Rev Port Clin Geral vol.27 no.5 Lisboa set. 2011

 

CLUBE DE LEITURA

Rastreio de cancro do pulmão com TAC de baixa-dose: redução da mortalidade contrabalançada por danos importantes

Lung cancer screening with low-dose CT: reduction in mortality counterbalanced by important harm

Bruno Heleno*

*General Practice Research Unit, Universidade de Copenhaga


The National Lung Screening Trial Research Team. Reduced Lung-Cancer Mortality with Low-Dose Computed Tomographic Screening. N Engl J Med. 2011 Jun;365(5):395–409.

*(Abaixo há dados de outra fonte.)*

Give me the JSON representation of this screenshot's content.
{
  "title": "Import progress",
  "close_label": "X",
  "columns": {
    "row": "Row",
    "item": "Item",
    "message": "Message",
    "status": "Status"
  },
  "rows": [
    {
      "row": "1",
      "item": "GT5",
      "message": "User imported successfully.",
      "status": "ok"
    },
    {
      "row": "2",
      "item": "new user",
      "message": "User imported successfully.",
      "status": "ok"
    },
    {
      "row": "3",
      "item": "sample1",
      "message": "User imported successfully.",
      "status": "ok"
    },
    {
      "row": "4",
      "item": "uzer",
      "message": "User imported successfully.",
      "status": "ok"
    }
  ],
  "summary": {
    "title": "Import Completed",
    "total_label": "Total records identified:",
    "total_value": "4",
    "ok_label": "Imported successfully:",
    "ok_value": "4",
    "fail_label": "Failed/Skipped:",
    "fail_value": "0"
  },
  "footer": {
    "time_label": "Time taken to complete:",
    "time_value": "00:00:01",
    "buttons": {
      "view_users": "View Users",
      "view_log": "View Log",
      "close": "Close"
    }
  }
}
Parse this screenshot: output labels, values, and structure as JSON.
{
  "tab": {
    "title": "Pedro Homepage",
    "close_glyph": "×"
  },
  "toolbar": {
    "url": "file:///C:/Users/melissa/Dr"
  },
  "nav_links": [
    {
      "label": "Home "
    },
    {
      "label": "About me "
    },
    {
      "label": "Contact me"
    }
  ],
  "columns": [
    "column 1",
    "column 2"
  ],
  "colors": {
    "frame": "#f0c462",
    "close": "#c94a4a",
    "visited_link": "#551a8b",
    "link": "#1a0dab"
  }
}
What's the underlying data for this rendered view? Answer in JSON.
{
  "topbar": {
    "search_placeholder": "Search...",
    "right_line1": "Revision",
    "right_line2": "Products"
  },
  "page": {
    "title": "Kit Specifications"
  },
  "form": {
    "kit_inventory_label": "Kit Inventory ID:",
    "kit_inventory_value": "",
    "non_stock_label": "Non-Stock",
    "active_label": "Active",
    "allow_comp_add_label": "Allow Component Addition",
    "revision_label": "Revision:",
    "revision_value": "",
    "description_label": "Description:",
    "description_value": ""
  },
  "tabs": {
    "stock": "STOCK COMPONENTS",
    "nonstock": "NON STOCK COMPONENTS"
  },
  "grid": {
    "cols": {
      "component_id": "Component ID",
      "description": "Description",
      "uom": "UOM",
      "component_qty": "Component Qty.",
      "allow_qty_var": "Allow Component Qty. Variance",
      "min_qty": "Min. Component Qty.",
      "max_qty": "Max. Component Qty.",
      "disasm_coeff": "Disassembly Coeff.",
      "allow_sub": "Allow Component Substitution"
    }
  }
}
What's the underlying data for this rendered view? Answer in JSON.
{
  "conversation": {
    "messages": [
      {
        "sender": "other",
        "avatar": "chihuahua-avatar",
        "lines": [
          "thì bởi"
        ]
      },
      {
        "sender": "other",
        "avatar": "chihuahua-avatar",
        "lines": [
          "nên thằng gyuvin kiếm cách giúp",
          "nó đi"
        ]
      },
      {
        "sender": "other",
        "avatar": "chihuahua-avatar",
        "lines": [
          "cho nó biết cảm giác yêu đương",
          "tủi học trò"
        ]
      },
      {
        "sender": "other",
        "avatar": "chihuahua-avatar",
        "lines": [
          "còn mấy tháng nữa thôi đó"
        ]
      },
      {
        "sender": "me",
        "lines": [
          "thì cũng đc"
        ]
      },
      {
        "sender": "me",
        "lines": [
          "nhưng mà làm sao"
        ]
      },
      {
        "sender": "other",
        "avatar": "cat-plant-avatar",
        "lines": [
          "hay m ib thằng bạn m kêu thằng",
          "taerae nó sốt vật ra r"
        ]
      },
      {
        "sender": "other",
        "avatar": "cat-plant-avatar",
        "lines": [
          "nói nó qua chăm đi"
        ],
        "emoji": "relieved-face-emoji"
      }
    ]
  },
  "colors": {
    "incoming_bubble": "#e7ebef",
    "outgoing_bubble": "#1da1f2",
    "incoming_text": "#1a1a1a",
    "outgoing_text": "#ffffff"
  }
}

O ‘National Lung Screening Trial’ (NLST) foi realizado para determinar se o rastreio com TAC de baixa-dose podia reduzir a mortalidade do cancro do pulmão.

Métodos

753.454 pessoas com risco elevado de cancro do pulmão (grandes-fumadores, actuais ou ex-fumadores, sem sintomas, sinais ou antecedentes de cancro do pulmão, com idade compreendida entre os 55 e os 74 anos), sem TAC torácica nos 18 meses anteriores, foram aleatorizadas (sem descrição da ocultação da sequência de aleatorização) a três rastreios anuais (1 de prevalência e 2 de incidência), ou com TAC de baixa dose (grupo TAC: 26.722 participantes) ou radiografia do tórax posteroanterior simples (grupo RX: 26.732). As imagens foram interpretadas por radiologistas muito experientes em unidades académicas. Os nódulos não calcificados com  4mm na TAC ou qualquer nódulo ou massa não calcificados no RX eram considerados suspeitos para neoplasia (embora, no terceiro ciclo, se as imagens fossem estáveis, seriam consideradas como alteração minor). O resultado principal era a mortalidade por cancro do pulmão, que era avaliada através de questionários anuais aos participantes (com contacto a parentes próximos caso os questionários não fossem devolvidos) e ligação ao registo nacional de óbitos. Entre os resultados secundários, salienta-se a mortalidade global, a incidência de cancro do pulmão e os procedimentos a montante do rastreio. Uma comissão independente, sem conhecimento do método de rastreio, verificou todos os óbitos.

Resultados

Os participantes do NLST eram mais jovens, mais escolarizados e com maior proporção de ex-fumadores que a generalidade da população americana. A mediana do seguimento foi de 6,5 anos. A adesão ao rastreio foi de 95% no grupo-TAC e 93% no grupo-RX. As perdas do seguimento foram de 3% no grupo-TAC e 4% no grupo RX. Dos participantes no grupo-RX, 4,3% fizeram um TAC fora do ensaio clínico.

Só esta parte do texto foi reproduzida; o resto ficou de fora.